Created on: April 25, 2009

Lexington and Concord hold the distinct honor of being the first military engagements of the American Revolution. Both were connected in the general movement of an army of about 700 British troops, which marched from Boston to Lexington, on to Concord, and then retreated back to Boston.




The American dissidents had been storing arms, gunpowder, and supplies in preparation for what they saw as an inevitable clash with the British. General Thomas Gage, commanding the small British army in Boston, was aware of the militarizing of the colonists, but did not think he had enough men to do more than stay in Boston and await reinforcements.




Meanwhile, rebel gunpowder stores were being stashed in the town of Concord, some eighteen miles from Boston. The training of farmers and other citizens as "minutemen", or a militia capable of being ready for combat in a minute, helped prepare a force that would eventually meet the British army at both Lexington and the North Bridge, some short distance from Concord.
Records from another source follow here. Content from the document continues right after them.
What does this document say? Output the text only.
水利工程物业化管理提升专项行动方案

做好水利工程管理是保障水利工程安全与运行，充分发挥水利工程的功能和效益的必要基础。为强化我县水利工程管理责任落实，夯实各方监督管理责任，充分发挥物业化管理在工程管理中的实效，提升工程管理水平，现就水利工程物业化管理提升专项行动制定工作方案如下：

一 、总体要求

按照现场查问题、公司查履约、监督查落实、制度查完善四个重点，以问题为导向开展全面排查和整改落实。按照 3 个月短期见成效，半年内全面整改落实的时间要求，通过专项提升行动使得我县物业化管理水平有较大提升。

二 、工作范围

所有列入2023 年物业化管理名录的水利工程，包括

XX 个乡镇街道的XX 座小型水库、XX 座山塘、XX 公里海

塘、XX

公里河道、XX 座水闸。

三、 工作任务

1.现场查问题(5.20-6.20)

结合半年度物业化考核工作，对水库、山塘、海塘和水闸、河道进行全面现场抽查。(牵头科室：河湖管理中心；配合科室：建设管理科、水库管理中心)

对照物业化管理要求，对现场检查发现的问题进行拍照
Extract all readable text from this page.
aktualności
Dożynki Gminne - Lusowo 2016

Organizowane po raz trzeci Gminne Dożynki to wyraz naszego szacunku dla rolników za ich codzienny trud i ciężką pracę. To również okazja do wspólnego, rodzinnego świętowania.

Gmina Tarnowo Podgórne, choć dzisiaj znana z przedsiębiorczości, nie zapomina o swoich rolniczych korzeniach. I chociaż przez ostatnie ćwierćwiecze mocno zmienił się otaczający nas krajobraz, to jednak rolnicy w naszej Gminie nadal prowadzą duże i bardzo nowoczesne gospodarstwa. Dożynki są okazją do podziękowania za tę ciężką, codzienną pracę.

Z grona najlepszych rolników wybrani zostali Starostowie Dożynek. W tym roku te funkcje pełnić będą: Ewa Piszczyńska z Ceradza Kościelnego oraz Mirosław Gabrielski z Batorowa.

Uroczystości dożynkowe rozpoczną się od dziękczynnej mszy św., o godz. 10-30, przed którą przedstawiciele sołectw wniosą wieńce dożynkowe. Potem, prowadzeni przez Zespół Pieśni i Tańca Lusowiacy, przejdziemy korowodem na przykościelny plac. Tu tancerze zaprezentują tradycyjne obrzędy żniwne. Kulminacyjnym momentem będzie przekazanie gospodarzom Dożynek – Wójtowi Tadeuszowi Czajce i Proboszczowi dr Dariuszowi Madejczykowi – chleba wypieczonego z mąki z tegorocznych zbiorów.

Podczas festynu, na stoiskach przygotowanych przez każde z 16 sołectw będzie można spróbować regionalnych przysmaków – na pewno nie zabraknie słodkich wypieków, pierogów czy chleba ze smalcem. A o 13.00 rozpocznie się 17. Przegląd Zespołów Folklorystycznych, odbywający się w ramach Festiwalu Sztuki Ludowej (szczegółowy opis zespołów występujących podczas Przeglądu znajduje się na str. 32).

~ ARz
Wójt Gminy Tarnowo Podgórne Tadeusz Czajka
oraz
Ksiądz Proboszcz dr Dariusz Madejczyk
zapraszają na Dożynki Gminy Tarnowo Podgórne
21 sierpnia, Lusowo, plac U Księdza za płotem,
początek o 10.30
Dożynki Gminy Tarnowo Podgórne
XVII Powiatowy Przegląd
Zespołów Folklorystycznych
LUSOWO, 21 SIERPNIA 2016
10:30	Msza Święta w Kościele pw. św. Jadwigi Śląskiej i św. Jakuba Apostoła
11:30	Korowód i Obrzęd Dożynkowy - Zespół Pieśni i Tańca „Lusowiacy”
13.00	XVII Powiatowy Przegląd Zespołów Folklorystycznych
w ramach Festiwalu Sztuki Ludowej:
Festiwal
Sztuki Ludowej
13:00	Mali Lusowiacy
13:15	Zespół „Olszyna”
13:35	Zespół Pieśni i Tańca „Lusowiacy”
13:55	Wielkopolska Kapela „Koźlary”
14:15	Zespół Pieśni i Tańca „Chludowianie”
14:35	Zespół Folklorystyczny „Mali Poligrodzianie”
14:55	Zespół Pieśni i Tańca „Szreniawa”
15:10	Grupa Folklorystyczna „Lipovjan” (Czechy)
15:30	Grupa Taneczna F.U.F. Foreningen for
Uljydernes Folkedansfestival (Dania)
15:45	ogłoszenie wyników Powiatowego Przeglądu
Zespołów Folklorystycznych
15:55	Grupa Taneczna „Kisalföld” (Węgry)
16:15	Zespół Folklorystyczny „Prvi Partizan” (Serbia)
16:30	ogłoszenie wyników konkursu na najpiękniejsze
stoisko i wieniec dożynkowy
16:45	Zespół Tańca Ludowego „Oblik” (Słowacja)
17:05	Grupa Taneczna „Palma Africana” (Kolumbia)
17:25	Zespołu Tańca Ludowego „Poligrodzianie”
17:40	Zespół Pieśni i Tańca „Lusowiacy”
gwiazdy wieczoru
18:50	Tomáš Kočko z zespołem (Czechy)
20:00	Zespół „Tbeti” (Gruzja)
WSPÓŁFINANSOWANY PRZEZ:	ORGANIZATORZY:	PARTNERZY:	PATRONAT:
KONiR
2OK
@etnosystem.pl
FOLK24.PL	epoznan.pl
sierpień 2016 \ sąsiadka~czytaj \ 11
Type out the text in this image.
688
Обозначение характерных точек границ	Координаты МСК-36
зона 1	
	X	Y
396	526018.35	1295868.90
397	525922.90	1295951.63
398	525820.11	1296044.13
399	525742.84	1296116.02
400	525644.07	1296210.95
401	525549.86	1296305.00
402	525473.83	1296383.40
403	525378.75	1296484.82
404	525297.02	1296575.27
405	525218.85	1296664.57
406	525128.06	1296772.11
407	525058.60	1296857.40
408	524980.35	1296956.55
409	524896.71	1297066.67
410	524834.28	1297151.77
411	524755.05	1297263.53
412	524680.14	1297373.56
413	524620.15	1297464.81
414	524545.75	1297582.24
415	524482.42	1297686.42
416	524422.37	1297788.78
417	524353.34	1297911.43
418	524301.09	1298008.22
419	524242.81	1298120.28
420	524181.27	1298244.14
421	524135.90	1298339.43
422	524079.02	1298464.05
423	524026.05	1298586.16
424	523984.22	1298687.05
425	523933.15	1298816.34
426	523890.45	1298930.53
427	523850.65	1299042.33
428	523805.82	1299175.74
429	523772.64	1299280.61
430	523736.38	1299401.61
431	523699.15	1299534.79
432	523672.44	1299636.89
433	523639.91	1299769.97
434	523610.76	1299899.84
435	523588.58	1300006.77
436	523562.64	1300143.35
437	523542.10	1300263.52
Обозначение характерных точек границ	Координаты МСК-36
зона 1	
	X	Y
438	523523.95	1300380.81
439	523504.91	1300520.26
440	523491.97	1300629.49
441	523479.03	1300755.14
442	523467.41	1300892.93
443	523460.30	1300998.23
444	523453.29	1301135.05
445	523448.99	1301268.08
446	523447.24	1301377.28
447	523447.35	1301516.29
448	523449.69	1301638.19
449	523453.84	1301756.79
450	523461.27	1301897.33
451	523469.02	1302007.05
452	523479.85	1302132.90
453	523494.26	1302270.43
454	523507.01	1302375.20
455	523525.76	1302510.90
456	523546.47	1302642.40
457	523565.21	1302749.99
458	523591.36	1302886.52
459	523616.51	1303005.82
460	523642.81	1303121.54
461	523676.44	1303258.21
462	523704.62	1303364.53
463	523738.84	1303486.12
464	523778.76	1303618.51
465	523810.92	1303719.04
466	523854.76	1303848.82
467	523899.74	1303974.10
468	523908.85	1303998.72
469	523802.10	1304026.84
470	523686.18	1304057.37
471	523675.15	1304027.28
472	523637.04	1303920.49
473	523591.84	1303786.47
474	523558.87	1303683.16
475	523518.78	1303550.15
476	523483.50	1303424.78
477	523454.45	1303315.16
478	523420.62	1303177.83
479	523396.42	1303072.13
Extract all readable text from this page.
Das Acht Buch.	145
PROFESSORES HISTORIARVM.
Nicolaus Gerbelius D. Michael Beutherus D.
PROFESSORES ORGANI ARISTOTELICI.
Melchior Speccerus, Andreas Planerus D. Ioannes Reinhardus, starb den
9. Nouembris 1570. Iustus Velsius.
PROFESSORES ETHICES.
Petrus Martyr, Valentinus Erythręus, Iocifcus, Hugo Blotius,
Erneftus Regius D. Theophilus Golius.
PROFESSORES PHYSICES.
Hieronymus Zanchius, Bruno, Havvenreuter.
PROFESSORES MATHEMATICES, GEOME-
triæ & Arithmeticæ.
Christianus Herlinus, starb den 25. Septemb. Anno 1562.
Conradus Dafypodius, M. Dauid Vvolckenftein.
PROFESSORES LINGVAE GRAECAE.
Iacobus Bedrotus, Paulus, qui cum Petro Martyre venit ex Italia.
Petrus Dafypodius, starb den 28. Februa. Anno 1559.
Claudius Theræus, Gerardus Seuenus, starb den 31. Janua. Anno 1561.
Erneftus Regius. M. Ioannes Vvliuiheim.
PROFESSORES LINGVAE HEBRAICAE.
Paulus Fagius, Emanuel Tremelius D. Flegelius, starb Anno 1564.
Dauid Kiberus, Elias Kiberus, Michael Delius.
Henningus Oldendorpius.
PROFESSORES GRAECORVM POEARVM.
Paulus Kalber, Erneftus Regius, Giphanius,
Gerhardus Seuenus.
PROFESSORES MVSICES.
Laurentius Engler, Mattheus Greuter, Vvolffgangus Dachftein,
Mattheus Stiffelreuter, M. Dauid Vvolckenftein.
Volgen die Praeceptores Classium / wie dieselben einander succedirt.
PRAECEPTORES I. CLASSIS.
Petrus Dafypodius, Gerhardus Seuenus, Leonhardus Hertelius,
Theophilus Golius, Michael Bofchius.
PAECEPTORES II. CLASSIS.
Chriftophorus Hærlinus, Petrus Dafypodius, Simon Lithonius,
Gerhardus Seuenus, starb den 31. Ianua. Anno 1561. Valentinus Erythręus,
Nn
Short and bloodless "Powder Wars" marked semi-conflicts, months before Lexington, between the rebels and British in which the redcoats tried to remove military stores from patriot control. After an initial British victory, the rebels managed to retain control of the rest of their stores.




In order to organize and lead the militia the Massachusetts Provincial Congress was established in 1774 in lieu of an official government, which was outlawed according to the Intolerable Acts, particularly in the Massachusetts Government Act. It was led by John Hancock and first established in Concord, though it moved frequently to avoid capture by the British.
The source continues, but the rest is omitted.